La presentazione è però anche un addio dopo ventuno anni di attività e l’annuncio è dato proprio nel luogo in cui l’Associazione si presentò, appena costituita, nel 2003. Un addio non certo triste ma sereno come ci spiega la presidente Livia Frescobaldi. Ma perché chiudere proprio ora? «Trovo interessante ci sia tanto stupore. La chiusura per me è il festeggiamento di un successo raggiunto in questi due decenni; abbiamo ottenuto tanti risultati ed è fisiologico che questa associazione, creata per rispondere a un bisogno, ora cessi la sua attività. Il museo è ora in ristrutturazione e si è costituita la Fondazione: abbiamo quindi traghettato l’istituzione da privata a pubblica. La nostra missione è compiuta e ci auguriamo che altri possano portare avanti, magari in altra forma, il nostro impegno».
Quali sono state le vostre priorità in questi anni?
Ci siamo fondati senza ancora sapere che cosa sarebbe successo di lì a poco al Museo, col fallimento dell’impresa e gli anni bui della gestione privata che avrebbe lasciato cadere in stato di abbandono quel luogo. Prima che rischiassimo che chiudessero i cancelli dello stabilimento siamo riusciti a fotografare e inventariare circa 13mila pezzi, grazie anche al contributo della Fondazione Cassa di Risparmio di Firenze: una schedatura essenziale e punto di partenza per la Regione per svolgere il completamento dell’inventario. Il patrimonio di proprietà del Museo, oggi di proprietà dello Stato in consegna alla Fondazione costituita nel 2019 da Ministero della Cultura, Regione Toscana e Comune di Sesto Fiorentino, e in deposito presso lo stabilimento è stato notificato e dal 2014 ci siamo messi a disposizione proponendoci in vari modi di mantenere viva la conoscenza della Manifattura anche a museo chiuso. Abbiamo contribuito più in generale a accrescere l’interesse per la porcellana attraverso varie pubblicazioni edite negli anni oltre ai «Quaderni».
Quanti membri compongono l’Associazione?
Circa 370, provenienti da diverse parti di Italia, Europa e dal resto del mondo. La conduzione è stata molto snella, ma presente e determinata: ad affiancarmi c’erano Oliva Rucellai, capo conservatrice del museo e Rita Balleri, oltre a un consiglio direttivo, che è stato fondamentale al raggiungimento dei risultati.
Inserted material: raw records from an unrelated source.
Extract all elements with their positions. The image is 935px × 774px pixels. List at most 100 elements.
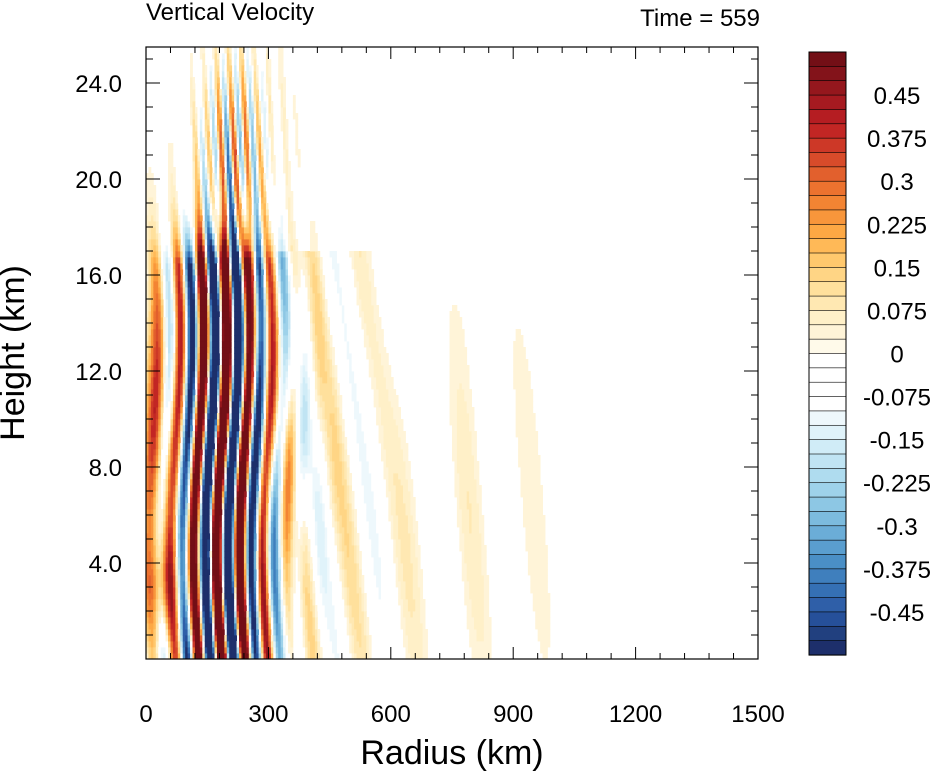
heatmap-cell	[275, 125, 279, 132]
heatmap-cell	[199, 437, 203, 444]
heatmap-cell	[185, 119, 189, 126]
heatmap-cell	[226, 449, 230, 456]
heatmap-cell	[261, 173, 264, 180]
heatmap-cell	[268, 443, 272, 450]
heatmap-cell	[204, 155, 208, 162]
heatmap-cell	[226, 251, 230, 258]
heatmap-cell	[185, 293, 189, 300]
heatmap-cell	[221, 131, 225, 138]
heatmap-cell	[243, 515, 247, 522]
heatmap-cell	[204, 143, 208, 150]
heatmap-cell	[216, 611, 220, 618]
heatmap-cell	[185, 329, 189, 336]
heatmap-cell	[251, 629, 255, 636]
heatmap-cell	[251, 365, 255, 372]
heatmap-cell	[256, 335, 260, 342]
heatmap-cell	[270, 425, 274, 432]
heatmap-cell	[202, 443, 206, 450]
heatmap-cell	[197, 479, 201, 486]
heatmap-cell	[192, 317, 196, 324]
heatmap-cell	[155, 575, 159, 582]
heatmap-cell	[199, 443, 203, 450]
heatmap-cell	[246, 575, 250, 582]
heatmap-cell	[251, 125, 255, 132]
heatmap-cell	[256, 119, 260, 126]
heatmap-cell	[243, 101, 247, 108]
heatmap-cell	[265, 635, 269, 642]
heatmap-cell	[209, 263, 213, 270]
heatmap-cell	[224, 443, 228, 450]
heatmap-cell	[226, 419, 230, 426]
heatmap-cell	[219, 587, 223, 594]
heatmap-cell	[155, 341, 159, 348]
heatmap-cell	[270, 413, 274, 420]
heatmap-cell	[190, 59, 193, 66]
heatmap-cell	[278, 191, 282, 198]
heatmap-cell	[261, 497, 264, 504]
heatmap-cell	[270, 365, 274, 372]
heatmap-cell	[207, 587, 211, 594]
heatmap-cell	[185, 653, 189, 659]
heatmap-cell	[214, 221, 218, 228]
heatmap-cell	[170, 383, 174, 390]
heatmap-cell	[226, 563, 230, 570]
heatmap-cell	[150, 653, 154, 659]
heatmap-cell	[224, 227, 228, 234]
heatmap-cell	[207, 371, 211, 378]
heatmap-cell	[214, 287, 218, 294]
heatmap-cell	[216, 71, 220, 78]
heatmap-cell	[212, 563, 215, 570]
heatmap-cell	[212, 431, 215, 438]
heatmap-cell	[192, 383, 196, 390]
heatmap-cell	[219, 149, 223, 156]
heatmap-cell	[263, 221, 267, 228]
heatmap-cell	[268, 389, 272, 396]
heatmap-cell	[236, 371, 240, 378]
heatmap-cell	[248, 227, 252, 234]
heatmap-cell	[202, 65, 206, 72]
heatmap-cell	[214, 629, 218, 636]
heatmap-cell	[180, 329, 184, 336]
heatmap-cell	[204, 485, 208, 492]
heatmap-cell	[265, 551, 269, 558]
heatmap-cell	[273, 401, 277, 408]
heatmap-cell	[158, 599, 162, 606]
heatmap-cell	[234, 239, 237, 246]
heatmap-cell	[214, 503, 218, 510]
heatmap-cell	[207, 479, 211, 486]
heatmap-cell	[197, 509, 201, 516]
heatmap-cell	[241, 239, 245, 246]
heatmap-cell	[204, 521, 208, 528]
heatmap-cell	[175, 485, 179, 492]
heatmap-cell	[180, 317, 184, 324]
heatmap-cell	[221, 287, 225, 294]
heatmap-cell	[243, 509, 247, 516]
heatmap-cell	[256, 245, 260, 252]
heatmap-cell	[155, 599, 159, 606]
heatmap-cell	[239, 557, 242, 564]
heatmap-cell	[175, 497, 179, 504]
heatmap-cell	[172, 209, 176, 216]
heatmap-cell	[148, 617, 152, 624]
heatmap-cell	[216, 569, 220, 576]
heatmap-cell	[258, 533, 262, 540]
heatmap-cell	[153, 335, 157, 342]
heatmap-cell	[170, 269, 174, 276]
heatmap-cell	[239, 497, 242, 504]
heatmap-cell	[268, 413, 272, 420]
heatmap-cell	[261, 251, 264, 258]
heatmap-cell	[146, 527, 149, 534]
heatmap-cell	[204, 647, 208, 654]
heatmap-cell	[192, 377, 196, 384]
heatmap-cell	[216, 251, 220, 258]
heatmap-cell	[248, 311, 252, 318]
heatmap-cell	[153, 407, 157, 414]
heatmap-cell	[146, 653, 149, 659]
heatmap-cell	[273, 551, 277, 558]
heatmap-cell	[216, 305, 220, 312]
heatmap-cell	[177, 227, 181, 234]
heatmap-cell	[224, 251, 228, 258]
heatmap-cell	[239, 335, 242, 342]
heatmap-cell	[150, 401, 154, 408]
heatmap-cell	[202, 125, 206, 132]
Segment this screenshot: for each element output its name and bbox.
Quali sono state le vostre principali attività?
Ci siamo legati a varie istituzioni, come Artigianato e Palazzo, il Fai-Fondo per l'ambiente Italiano, l’Accademia di Belle Arti e la Scuola di Arti Orafe, oltre a importanti musei italiani, diversificando le nostre proposte, coinvolgendo ad esempio attori per spettacoli teatrali. Abbiamo sempre cercato di contemperare un approccio scientifico a questi temi con un aspetto divulgativo rivolto a un pubblico diverso. Abbiamo salvato e fatto restaurare non solo i modelli in gesso e terracotta, ma anche tanti documenti dell’archivio, ora trasferiti all’Archivio di Stato, che si stavano distruggendo sotto le muffe e creato dei database per archiviarli. Al Museo lasciamo un patrimonio fotografico digitalizzato di circa un migliaio di immagini professionali.
E questi ultimi restauri con quale criterio sono stati scelti?
Per un interesse storico, perché di alcuni modelli non si conoscevano altre versioni, ma anche per criteri di conservazione. Nel 2024, oltre ai gruppi presentati alla Biaf, l’Associazione ha finanziato il restauro di una lampada in porcellana disegnata da Gio Ponti per Richard-Ginori negli anni Venti, raro esempio di design eclettico del Novecento, e di due gruppi scultorei in terracotta da Giuseppe Piamontini, «Bacco e Arianna» e «Venere e Amore», entrambi degli anni Cinquanta del XVIII secolo, questi ultimi due grazie alla raccolta fondi in collaborazione con il Fai.
Il tema dell’ultimo numero dei «Quaderni» è sulle vendite Ginori: come vanno?
Noi non ci occupiamo di mercato, ma con questo ultimo numero abbiamo voluto sottolineare che i galleristi, gli antiquari e le case d’aste contribuiscono enormemente alla ricerca facendo emergere opere inedite e ponendole all’attenzione di tutti.